The creative team began working on the production before Covid-19 and their approach was to have Hlakanyana developed as a UJ Arts & Culture faculty of art, design and architecture interdisciplinary project for 2020. The team intended to work with second-year students across eight departments, who would have been tasked with building the sets, creating the costumes, developing the marketing materials and collaborating in all aspects of the production. This was impossible once lockdown hit.
“Everyone has been forced to go digital,” says Wallace, “and so we decided to workshop the script and production digitally, together with our production team and actors, and a range of people from different disciplines popping in to contribute. Janice supervised the workshops, enriching the process with her phenomenal depth of directing and storytelling experience, and also with the calm she brought to the group, as everyone was naturally unfamiliar with the online workshop process.”
They recorded all their online workshops and Pieter Jacobs, the head of the UJ Arts & Culture, conducted research on the process.

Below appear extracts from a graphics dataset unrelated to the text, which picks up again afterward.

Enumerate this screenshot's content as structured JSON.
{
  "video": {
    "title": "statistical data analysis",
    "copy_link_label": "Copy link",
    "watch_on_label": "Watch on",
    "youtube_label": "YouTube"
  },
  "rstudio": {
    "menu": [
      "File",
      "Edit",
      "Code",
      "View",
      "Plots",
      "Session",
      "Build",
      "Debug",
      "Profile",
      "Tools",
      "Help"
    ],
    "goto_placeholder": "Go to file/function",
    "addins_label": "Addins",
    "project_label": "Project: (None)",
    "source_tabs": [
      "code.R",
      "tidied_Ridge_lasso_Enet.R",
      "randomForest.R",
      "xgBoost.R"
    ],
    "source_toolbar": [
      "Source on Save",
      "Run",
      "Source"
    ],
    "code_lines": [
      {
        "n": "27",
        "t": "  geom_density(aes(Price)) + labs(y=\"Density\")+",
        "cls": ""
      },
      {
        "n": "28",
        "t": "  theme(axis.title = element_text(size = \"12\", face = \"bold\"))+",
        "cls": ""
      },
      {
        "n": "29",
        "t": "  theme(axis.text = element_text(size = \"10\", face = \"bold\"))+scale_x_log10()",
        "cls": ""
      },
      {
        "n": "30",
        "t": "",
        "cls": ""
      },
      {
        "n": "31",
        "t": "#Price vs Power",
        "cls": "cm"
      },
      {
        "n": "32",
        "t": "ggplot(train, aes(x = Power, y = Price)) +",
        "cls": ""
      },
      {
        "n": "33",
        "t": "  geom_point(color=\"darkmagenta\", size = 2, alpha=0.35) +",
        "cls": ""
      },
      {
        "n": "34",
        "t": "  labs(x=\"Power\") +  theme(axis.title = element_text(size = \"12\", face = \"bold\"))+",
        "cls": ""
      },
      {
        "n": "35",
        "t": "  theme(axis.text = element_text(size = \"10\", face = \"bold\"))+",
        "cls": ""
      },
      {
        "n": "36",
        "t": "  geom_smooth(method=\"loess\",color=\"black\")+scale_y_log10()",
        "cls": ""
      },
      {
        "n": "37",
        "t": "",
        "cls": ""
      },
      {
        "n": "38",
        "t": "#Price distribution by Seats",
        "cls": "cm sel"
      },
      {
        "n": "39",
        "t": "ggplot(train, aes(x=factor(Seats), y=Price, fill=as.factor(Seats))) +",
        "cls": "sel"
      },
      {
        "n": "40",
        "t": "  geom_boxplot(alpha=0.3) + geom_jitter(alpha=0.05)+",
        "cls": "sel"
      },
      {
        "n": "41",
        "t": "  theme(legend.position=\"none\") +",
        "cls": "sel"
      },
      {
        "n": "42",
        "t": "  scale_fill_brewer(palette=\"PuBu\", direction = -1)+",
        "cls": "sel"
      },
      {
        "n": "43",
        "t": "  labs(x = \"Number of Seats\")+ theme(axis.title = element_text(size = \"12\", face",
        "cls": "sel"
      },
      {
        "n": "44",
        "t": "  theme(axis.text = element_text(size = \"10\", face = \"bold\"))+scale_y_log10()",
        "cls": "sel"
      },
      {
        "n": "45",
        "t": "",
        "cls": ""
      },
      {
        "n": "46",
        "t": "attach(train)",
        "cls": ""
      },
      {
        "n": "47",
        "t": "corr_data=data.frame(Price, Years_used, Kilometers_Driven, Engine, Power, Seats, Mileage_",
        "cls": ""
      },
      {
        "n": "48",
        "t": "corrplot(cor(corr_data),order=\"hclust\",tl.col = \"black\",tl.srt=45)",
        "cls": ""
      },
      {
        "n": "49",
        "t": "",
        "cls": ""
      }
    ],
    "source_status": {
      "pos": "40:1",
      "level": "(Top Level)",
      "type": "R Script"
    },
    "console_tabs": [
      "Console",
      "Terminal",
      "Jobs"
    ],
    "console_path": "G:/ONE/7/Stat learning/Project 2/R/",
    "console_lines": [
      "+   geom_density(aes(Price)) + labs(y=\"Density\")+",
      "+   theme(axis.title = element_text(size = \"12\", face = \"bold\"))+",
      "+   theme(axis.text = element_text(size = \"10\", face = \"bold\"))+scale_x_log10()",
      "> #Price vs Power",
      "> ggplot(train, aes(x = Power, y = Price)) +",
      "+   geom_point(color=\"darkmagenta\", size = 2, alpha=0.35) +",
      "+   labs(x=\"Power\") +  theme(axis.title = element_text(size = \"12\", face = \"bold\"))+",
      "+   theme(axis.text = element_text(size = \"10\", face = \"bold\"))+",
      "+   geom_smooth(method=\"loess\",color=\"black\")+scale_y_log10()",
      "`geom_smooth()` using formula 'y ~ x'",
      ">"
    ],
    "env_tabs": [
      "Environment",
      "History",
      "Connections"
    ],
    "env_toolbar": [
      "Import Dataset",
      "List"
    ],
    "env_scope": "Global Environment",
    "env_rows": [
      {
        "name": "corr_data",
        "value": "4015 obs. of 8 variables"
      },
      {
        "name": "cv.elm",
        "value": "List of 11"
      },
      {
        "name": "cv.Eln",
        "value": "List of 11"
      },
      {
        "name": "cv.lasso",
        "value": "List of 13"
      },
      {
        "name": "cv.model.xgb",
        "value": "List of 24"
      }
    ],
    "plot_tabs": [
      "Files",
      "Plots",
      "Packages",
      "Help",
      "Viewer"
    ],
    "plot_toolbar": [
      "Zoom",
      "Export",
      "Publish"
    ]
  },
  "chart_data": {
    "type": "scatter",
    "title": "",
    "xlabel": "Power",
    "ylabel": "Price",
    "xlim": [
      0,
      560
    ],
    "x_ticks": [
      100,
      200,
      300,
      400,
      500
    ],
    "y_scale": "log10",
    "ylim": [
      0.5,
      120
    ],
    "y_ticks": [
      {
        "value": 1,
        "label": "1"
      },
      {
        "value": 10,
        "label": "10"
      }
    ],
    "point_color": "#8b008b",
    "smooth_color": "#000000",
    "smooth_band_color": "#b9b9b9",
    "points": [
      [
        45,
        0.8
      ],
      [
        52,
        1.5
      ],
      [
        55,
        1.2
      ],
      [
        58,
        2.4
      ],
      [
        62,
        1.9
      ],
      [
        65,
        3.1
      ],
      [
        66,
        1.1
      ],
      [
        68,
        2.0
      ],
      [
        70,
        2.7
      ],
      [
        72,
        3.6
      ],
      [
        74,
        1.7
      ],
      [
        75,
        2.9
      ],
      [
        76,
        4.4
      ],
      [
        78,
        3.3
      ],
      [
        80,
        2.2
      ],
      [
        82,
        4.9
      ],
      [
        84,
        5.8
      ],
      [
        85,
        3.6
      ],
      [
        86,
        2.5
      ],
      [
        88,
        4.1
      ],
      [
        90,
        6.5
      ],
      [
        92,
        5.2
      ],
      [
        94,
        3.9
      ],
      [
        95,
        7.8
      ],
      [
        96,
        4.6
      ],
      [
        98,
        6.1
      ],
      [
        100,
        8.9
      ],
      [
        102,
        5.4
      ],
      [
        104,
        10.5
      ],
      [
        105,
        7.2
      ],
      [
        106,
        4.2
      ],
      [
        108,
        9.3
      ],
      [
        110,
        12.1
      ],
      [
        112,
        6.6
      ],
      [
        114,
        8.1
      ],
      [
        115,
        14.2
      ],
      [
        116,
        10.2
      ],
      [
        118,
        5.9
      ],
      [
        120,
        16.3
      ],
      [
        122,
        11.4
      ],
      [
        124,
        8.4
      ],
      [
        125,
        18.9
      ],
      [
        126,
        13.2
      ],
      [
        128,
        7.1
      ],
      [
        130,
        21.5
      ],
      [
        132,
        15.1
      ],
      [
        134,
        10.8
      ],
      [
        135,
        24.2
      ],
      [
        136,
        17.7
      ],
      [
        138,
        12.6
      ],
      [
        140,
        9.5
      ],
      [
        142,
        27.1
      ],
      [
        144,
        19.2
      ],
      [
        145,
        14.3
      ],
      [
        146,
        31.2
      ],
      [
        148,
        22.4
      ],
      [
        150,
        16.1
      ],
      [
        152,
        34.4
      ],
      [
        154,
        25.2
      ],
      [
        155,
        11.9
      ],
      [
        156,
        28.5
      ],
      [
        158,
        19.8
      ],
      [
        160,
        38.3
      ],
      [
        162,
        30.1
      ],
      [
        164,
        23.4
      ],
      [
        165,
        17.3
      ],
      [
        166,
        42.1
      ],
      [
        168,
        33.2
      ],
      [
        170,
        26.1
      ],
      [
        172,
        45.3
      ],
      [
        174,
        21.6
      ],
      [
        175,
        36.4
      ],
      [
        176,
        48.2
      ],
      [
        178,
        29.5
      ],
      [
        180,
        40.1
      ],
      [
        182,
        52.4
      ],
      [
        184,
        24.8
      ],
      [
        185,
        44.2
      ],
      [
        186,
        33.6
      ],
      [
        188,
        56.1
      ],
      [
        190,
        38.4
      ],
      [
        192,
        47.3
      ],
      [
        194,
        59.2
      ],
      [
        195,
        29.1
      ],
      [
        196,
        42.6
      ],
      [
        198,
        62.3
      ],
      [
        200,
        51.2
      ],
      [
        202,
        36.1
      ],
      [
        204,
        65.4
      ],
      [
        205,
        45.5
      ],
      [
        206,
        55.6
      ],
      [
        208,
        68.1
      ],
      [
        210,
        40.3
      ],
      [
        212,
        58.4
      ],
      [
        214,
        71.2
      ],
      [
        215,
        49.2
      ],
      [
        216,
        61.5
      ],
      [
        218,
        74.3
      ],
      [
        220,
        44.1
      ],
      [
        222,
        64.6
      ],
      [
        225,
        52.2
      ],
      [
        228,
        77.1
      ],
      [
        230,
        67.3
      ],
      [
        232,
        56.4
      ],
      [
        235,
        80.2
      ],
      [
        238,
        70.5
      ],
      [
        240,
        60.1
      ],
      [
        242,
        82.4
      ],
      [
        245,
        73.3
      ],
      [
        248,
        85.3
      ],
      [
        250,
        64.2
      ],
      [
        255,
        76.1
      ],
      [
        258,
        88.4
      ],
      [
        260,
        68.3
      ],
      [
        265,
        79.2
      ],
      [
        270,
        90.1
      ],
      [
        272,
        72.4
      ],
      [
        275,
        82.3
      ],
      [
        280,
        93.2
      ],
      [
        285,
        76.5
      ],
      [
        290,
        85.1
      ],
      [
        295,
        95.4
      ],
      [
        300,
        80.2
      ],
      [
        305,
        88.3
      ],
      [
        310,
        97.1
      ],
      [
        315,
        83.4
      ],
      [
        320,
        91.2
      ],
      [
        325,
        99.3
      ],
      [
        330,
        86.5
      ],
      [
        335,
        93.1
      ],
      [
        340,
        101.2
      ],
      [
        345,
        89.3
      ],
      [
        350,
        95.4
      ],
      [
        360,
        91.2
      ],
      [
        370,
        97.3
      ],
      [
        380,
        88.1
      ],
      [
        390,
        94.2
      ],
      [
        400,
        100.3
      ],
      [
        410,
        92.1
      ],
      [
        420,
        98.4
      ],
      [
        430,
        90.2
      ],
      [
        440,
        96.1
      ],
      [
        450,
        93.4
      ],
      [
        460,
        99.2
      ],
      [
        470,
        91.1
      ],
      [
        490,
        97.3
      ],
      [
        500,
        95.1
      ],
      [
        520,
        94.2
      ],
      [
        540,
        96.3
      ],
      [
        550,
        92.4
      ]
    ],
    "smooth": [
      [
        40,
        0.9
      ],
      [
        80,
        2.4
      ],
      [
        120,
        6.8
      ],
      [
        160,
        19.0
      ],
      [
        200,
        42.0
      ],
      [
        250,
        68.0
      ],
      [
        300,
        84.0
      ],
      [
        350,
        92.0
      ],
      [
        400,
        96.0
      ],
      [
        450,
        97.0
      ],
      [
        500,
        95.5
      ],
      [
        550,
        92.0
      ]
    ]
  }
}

“We want to create a template of this new way of working that can grow our industry,” says Shangase. The workshops were two to three hours long over several months. “In general they went well, some days were a nightmare with connectivity issues, which we just have to deal with,” says Wallace.
The team is now preparing some of the musical tracks for marketing purposes and is busy with the final refining of the script. They are hoping to be able to have full live production workshops in the theatre soon, but they will have to see how things go with Covid-19.
“We would ideally like to be able to put on the production next year, but the pandemic has taken this out of our hands. Once we are able to get going, we really want it to be a huge hit in South Africa and globally,” Wallace says.